Années 1900. Des migrants européens à Ellis Island attendent de passer un examen physique - © Britannica Kids

Les migrations de main-d’œuvre du XIXe siècle jusqu’à nos jours

D’un point de vue migratoire, l’ère contemporaine se caractérise par des facteurs et des typologies relativement inédits par rapport aux époques précédentes.

Parmi les aspects nouveaux et fondamentaux, rappelons : a) la révolution industrielle ; b) la fin officielle de l’esclavage ; c) la naissance des « États-nations » ; d) l’apparition d’agences d’immigration de travailleurs étrangers ; e) le progrès des moyens de transport ; f) les nombreuses déclarations et chartes relatives aux droits de l’homme ; g) les mouvements de populations au sein d’espaces coloniaux, anciennement coloniaux et supranationaux ; h) l’amélioration de la protection sociale dans les pays développés ; i) la lutte pour l’égalité hommes/femmes ; j) la prise en compte de la condition des exilés et des réfugiés.

Les idéologies capitalistes et marxistes qui se partagent la planète durant plusieurs décennies et qui ont une grande influence sur les sociétés mondiales tout au long de la période, font de la « force de travail » une valeur fondamentale, moteur de la richesse économique : plus la main-d’œuvre est bon marché, plus les gains de production industrielle deviennent importants. Les clivages et les écarts économiques majeurs entre les États en termes de coût du travail, de valeur des devises, de niveau de sécurité sociale, de protection juridique et de disponibilité de capitaux permettent aux investisseurs et aux entrepreneurs d’investir et de produire à moindre coût pour vendre à l’échelle planétaire avec une marge de gains énorme. Les migrants sont ainsi l’un des éléments clés de ce mécanisme, appelés ou attirés là où les marchés ont besoin de pourvoir des postes peu qualifiés ou/et dont les autochtones ne veulent pas.

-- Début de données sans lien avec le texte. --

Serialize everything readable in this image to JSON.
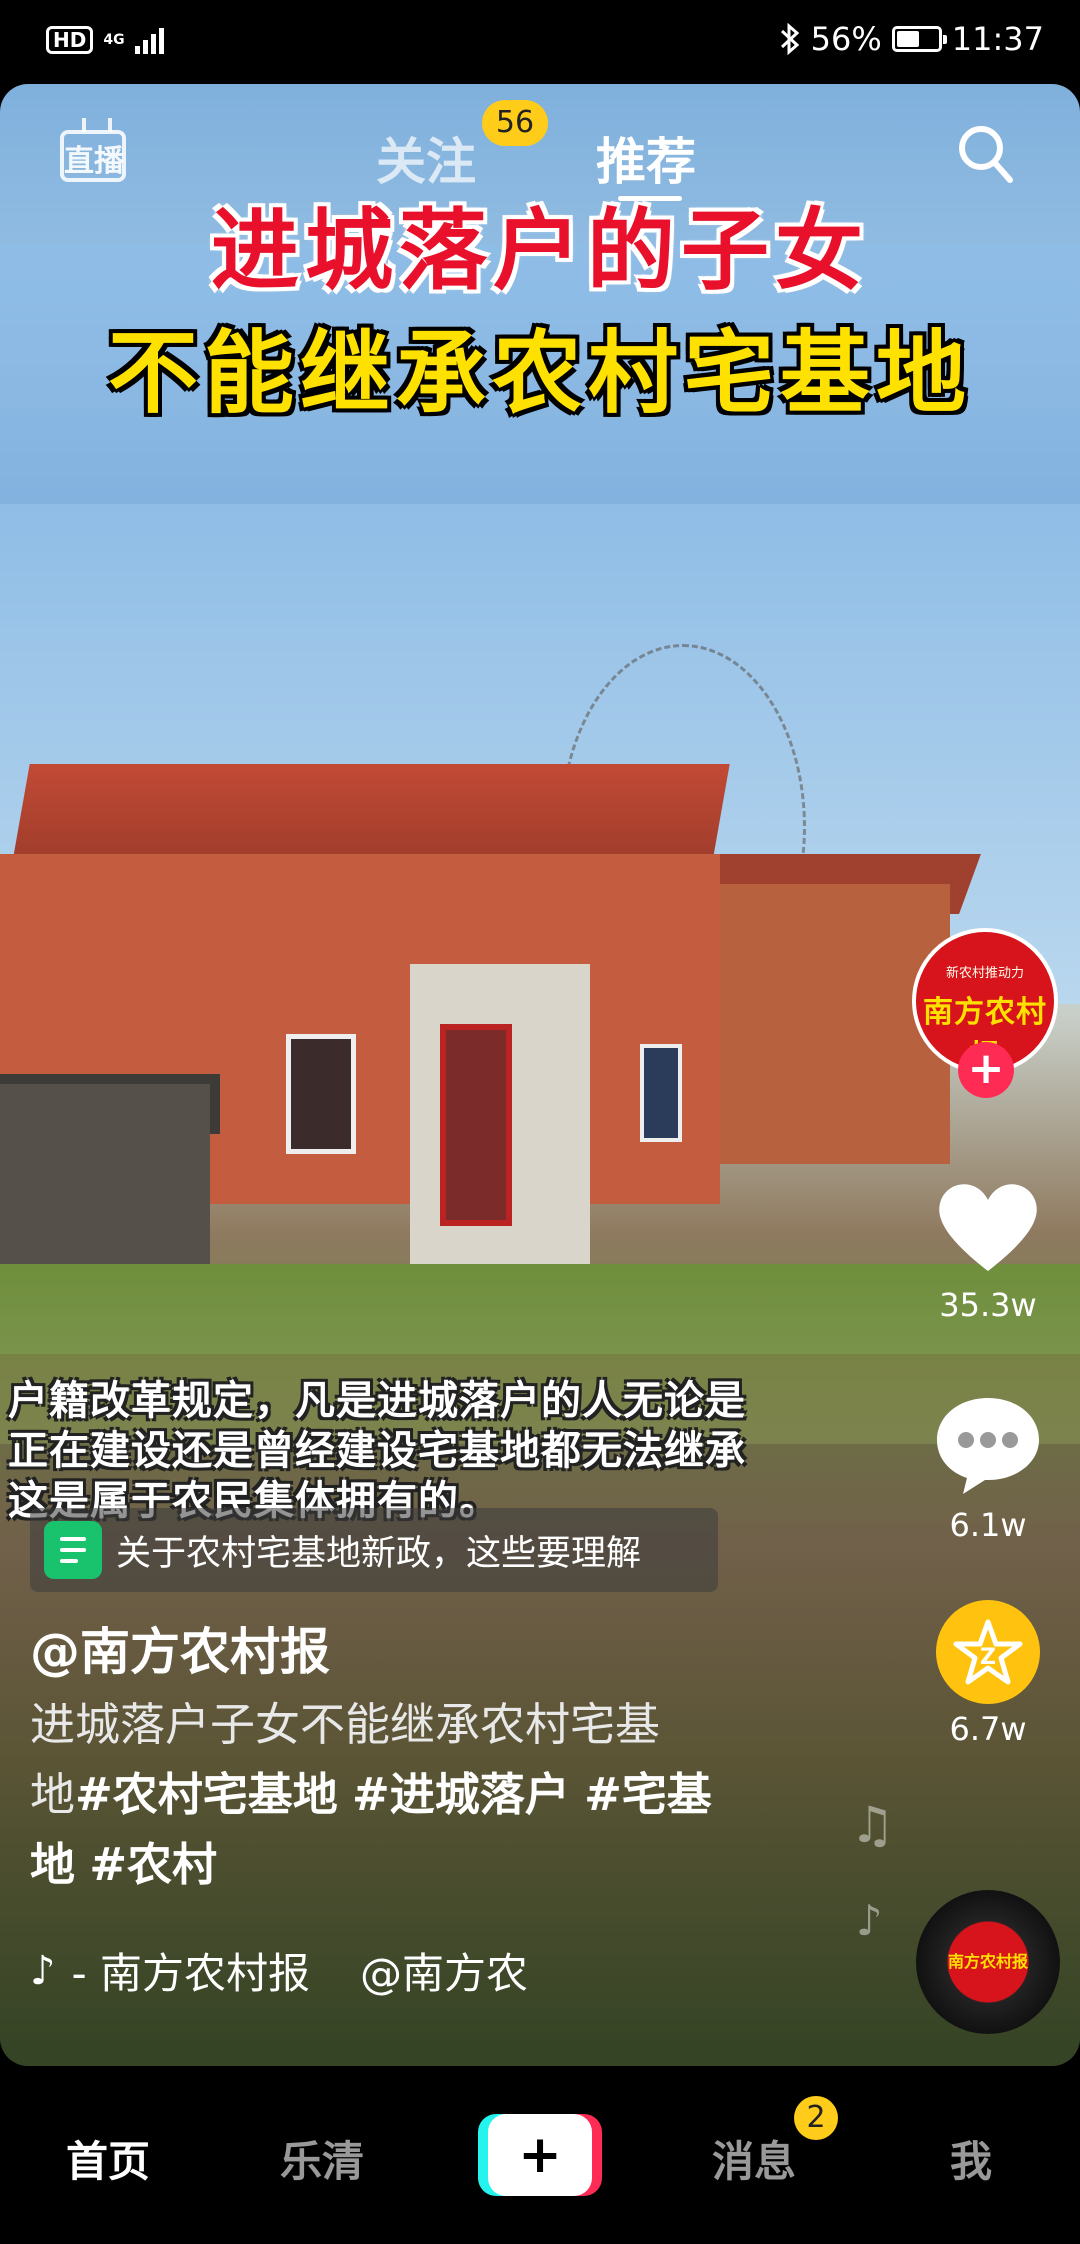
{
  "status_bar": {
    "hd": "HD",
    "network": "4G",
    "battery": "56%",
    "battery_level": 0.56,
    "time": "11:37"
  },
  "top_nav": {
    "live": "直播",
    "tabs": [
      {
        "label": "关注",
        "badge": "56"
      },
      {
        "label": "推荐",
        "active": true
      }
    ]
  },
  "video": {
    "title_line1": "进城落户的子女",
    "title_line2": "不能继承农村宅基地",
    "subtitle_lines": [
      "户籍改革规定，凡是进城落户的人无论是",
      "正在建设还是曾经建设宅基地都无法继承",
      "这是属于农民集体拥有的。"
    ],
    "notice": "关于农村宅基地新政，这些要理解",
    "author": "@南方农村报",
    "description_plain": "进城落户子女不能继承农村宅基",
    "description_tail_plain": "地",
    "hashtags": [
      "#农村宅基地",
      "#进城落户",
      "#宅基",
      "地",
      "#农村"
    ],
    "music": {
      "title": "- 南方农村报",
      "handle": "@南方农"
    }
  },
  "right_rail": {
    "avatar_small": "新农村推动力",
    "avatar_name": "南方农村报",
    "likes": "35.3w",
    "comments": "6.1w",
    "favorites": "6.7w"
  },
  "bottom_nav": {
    "items": [
      "首页",
      "乐清",
      "+",
      "消息",
      "我"
    ],
    "messages_badge": "2"
  },
  "colors": {
    "accent_red": "#fe2c55",
    "accent_cyan": "#25f4ee",
    "badge_yellow": "#ffcc1a",
    "title_red": "#e8102a",
    "title_yellow": "#ffe100"
  }
}
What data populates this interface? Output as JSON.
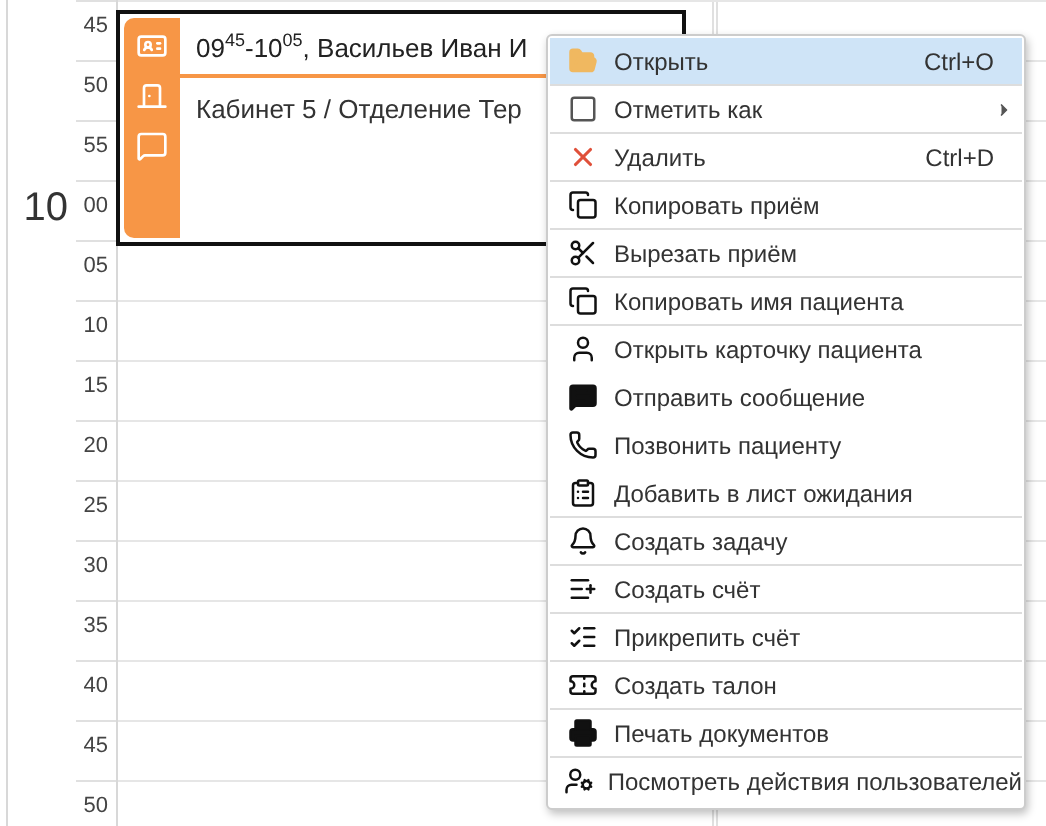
{
  "time_slots": [
    {
      "minute": "45"
    },
    {
      "minute": "50"
    },
    {
      "minute": "55"
    },
    {
      "hour": "10",
      "minute": "00"
    },
    {
      "minute": "05"
    },
    {
      "minute": "10"
    },
    {
      "minute": "15"
    },
    {
      "minute": "20"
    },
    {
      "minute": "25"
    },
    {
      "minute": "30"
    },
    {
      "minute": "35"
    },
    {
      "minute": "40"
    },
    {
      "minute": "45"
    },
    {
      "minute": "50"
    }
  ],
  "appointment": {
    "title": "09$^{45}$-10$^{05}$, Васильев Иван И",
    "location": "Кабинет 5 / Отделение Тер",
    "color": "#f79646"
  },
  "context_menu": [
    {
      "label": "Открыть",
      "shortcut": "Ctrl+O",
      "selected": true,
      "divider": true
    },
    {
      "label": "Отметить как",
      "submenu": true,
      "selected": false,
      "divider": true
    },
    {
      "label": "Удалить",
      "shortcut": "Ctrl+D",
      "selected": false,
      "divider": true
    },
    {
      "label": "Копировать приём",
      "selected": false,
      "divider": true
    },
    {
      "label": "Вырезать приём",
      "selected": false,
      "divider": true
    },
    {
      "label": "Копировать имя пациента",
      "selected": false,
      "divider": true
    },
    {
      "label": "Открыть карточку пациента",
      "selected": false,
      "divider": false
    },
    {
      "label": "Отправить сообщение",
      "selected": false,
      "divider": false
    },
    {
      "label": "Позвонить пациенту",
      "selected": false,
      "divider": false
    },
    {
      "label": "Добавить в лист ожидания",
      "selected": false,
      "divider": true
    },
    {
      "label": "Создать задачу",
      "selected": false,
      "divider": true
    },
    {
      "label": "Создать счёт",
      "selected": false,
      "divider": true
    },
    {
      "label": "Прикрепить счёт",
      "selected": false,
      "divider": true
    },
    {
      "label": "Создать талон",
      "selected": false,
      "divider": true
    },
    {
      "label": "Печать документов",
      "selected": false,
      "divider": true
    },
    {
      "label": "Посмотреть действия пользователей",
      "selected": false,
      "divider": false
    }
  ]
}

Nous pouvons subdiviser schématiquement cette époque migratoire en six périodes :

  1. de 1830 à 1914, à savoir de la fin de l’esclavage dans les États du nord des USA au début de la Première Guerre mondiale : cette période de grandes migrations européenne et asiatique va combler les besoins en main-d’œuvre des colonies et des anciennes colonies ;
  2. de 1914 à 1929, à savoir de la Première Guerre mondiale au krach de la Bourse de New York : les États-nations sortent victorieux du conflit sur les Empires centraux, et la « nationalité » devient un concept clé dans la lecture des mouvements migratoires. La « Société des Nations », ancêtre de l’ONU, crée l’Organisation internationale du travail (OIT) et le Haut Commissariat pour les réfugiés ;
  3. de 1930 à 1945, à savoir de la “grande dépression” à la fin de la Deuxième Guerre mondiale : quinze ans qui voient un changement de trajectoire des flux migratoires et l’apparition des exilés des dictatures européennes ;
  4. de 1946 à 1974, à savoir de la fin de la Deuxième Guerre mondiale à la suspension de la migration de travail dans de nombreux pays d’immigration : dans un monde où la « guerre froide » voit s’opposer bloc capitaliste et bloc communiste, la reconstruction des pays durement frappés par le conflit mondial nécessite un afflux important de main-d’œuvre. Après vingt ans d’ouverture massive des marchés du travail aux étrangers, les pays d’immigration sont confrontés à l’émergence de la xénophobie, la crise économique des années 1970 fournira le prétexte pour suspendre l’immigration de travail ;
  5. de 1975 à 1989, à savoir de la suspension de l’immigration de travail à la chute du mur de Berlin : les pays d’immigration, qui pensaient au départ que les travailleurs étrangers retourneraient dans leurs pays respectifs, « découvrent » les questions et les problèmes liés à l’installation des immigrés et de leurs familles ;
  6. de 1990 à nos jours : la fin du rideau de fer draine des flux migratoires très hétérogènes de l’Europe de l’Est vers l’Europe occidentale, tandis que le Traité de Maastricht pose les piliers pour la construction d’une « Europe forteresse » à l’image de ce que font la plupart des pays d’immigration à l’intérieur de leurs frontières nationales, mettant davantage l’accent sur la sécurité des frontières que sur l’intégration des immigrés. Poussée par la révolution informatique, la mondialisation s’accélère, faisant émerger de nombreux conflits culturels et de civilisations.